Behind its Secretary-General, Dr. Muhammad bin Abdul Karim Al-Issa, the Muslim World League has become a remarkable force for moderation, inter-faith and intra-faith dialogue, and global religious consciousness. The NU and the MWL reach huge numbers of Muslims, the world’s fastest-growing faith community, much of which lives outside the G20. If the principles of an open world order are to survive and expand, they will need to find ways to engage audiences beyond their borders.
To convince them that their values and many of the original sources of the G20’s dynamism are not at odds. That is something NU, the Muslim World League, and the R20 can well do.
To say nothing of their wider reach. In that spirit, in fact, the Muslim World League announced at the R20 “a new humanitarian fund for the victims of war everywhere.” Not only is the fund not directed only to Muslims, but it also reaches beyond Muslim-majority countries more broadly. Dr. Al-Issa emphasized that Ukraine would be a primary area of the fund’s focus. That is sure to encourage other faith leaders in attendance that the R20 is not just an exercise in lofty rhetoric, but active, on-the-ground engagement.
His Holiness Pope Francis has already addressed the R20; he is joined in his participation by other leaders of the Catholic Church, the world’s largest single faith denomination, as well as senior representatives of the Protestant World Evangelical Alliance, representing 600 million believers in over 140 countries. That is not to mention clergy from Buddhist, Sikh, Jewish, as well as other Christian and Muslim traditions. In that spirit, the next G20 (and R20) will take place in India, followed by Brazil; the world’s largest Hindu and Catholic countries, respectively.

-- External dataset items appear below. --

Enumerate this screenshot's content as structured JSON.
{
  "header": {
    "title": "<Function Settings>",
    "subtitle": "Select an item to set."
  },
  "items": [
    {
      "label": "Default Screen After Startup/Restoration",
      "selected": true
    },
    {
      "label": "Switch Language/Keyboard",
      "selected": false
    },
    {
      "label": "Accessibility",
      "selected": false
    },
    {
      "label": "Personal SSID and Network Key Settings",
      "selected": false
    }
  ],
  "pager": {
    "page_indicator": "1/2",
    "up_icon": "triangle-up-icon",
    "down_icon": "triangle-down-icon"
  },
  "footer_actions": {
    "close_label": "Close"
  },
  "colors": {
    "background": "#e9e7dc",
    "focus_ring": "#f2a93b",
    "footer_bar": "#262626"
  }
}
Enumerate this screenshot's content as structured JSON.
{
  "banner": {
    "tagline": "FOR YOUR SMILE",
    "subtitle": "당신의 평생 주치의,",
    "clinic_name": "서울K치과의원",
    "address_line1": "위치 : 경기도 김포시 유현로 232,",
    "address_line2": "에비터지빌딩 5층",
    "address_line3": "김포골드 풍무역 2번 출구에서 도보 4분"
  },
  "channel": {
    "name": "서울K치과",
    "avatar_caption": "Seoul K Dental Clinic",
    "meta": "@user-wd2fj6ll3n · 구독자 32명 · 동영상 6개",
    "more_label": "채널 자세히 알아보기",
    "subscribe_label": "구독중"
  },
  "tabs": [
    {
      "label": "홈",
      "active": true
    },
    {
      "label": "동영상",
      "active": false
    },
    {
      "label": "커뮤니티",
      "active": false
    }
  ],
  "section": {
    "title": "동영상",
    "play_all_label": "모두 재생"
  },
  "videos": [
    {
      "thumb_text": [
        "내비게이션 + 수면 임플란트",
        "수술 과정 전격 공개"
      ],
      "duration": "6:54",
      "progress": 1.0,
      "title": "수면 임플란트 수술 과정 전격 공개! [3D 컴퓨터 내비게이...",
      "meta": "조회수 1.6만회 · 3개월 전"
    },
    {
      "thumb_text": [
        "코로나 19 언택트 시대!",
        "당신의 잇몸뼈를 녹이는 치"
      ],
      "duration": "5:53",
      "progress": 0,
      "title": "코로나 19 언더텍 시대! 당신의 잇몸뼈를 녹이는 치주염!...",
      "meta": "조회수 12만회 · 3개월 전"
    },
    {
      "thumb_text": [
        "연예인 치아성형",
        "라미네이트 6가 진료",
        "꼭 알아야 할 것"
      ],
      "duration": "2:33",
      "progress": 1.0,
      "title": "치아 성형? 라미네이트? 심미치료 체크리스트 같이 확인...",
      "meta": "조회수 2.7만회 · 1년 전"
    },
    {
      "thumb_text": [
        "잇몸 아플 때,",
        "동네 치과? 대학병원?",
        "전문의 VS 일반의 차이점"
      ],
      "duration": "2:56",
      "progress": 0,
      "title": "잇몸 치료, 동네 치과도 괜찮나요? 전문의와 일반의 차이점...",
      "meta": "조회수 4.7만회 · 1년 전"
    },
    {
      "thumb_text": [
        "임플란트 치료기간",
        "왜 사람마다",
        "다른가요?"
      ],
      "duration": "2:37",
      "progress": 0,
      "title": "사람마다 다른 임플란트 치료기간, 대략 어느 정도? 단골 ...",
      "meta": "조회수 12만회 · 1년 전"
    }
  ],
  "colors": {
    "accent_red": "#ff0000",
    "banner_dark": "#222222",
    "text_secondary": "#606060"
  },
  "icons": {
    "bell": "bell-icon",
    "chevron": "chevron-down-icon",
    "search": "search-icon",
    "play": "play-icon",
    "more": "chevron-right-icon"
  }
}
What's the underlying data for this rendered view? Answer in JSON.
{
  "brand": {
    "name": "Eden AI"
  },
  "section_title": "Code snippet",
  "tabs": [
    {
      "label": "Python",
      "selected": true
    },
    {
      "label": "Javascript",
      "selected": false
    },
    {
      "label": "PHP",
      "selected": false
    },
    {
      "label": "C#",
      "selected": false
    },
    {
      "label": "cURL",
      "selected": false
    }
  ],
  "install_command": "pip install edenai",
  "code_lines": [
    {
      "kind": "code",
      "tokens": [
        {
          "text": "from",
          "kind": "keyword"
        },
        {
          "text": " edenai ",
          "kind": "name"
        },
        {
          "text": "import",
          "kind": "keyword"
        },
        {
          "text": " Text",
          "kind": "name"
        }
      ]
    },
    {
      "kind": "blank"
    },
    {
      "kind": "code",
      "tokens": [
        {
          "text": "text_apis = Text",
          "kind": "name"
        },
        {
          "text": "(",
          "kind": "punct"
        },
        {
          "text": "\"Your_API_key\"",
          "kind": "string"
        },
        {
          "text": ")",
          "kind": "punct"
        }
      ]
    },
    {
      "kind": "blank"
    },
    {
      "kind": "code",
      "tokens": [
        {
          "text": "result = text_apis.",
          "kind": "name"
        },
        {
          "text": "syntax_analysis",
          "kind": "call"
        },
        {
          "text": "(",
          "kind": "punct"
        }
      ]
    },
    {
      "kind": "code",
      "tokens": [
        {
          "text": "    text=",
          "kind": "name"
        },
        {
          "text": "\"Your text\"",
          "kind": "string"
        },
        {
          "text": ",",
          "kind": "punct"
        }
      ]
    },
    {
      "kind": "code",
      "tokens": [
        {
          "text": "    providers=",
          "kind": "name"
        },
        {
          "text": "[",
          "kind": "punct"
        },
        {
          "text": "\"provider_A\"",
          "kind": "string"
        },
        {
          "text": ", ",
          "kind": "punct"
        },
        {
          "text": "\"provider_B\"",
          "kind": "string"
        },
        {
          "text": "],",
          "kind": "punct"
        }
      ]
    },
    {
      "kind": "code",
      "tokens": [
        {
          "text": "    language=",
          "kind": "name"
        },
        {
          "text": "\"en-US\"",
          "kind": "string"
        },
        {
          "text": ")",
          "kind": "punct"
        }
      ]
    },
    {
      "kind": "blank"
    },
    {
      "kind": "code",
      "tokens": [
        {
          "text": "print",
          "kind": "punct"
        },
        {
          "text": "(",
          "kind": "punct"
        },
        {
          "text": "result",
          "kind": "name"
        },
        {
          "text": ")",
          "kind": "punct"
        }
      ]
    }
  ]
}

India is a place where more conversations about religion, the state and freedom need to happen urgently. About 84% of the world’s population say religion is important, if not very important to them—the future of the world’s freedom and flourishing requires a thoughtful engagement with the thoughtfully religious. Without religious freedom, there cannot be economic freedom. Without economic freedom, we are unlikely to see meaningful, sustainable, long-term human flourishing. And in that aspect, Dr. Al-Issa is right, religion must be part of that process.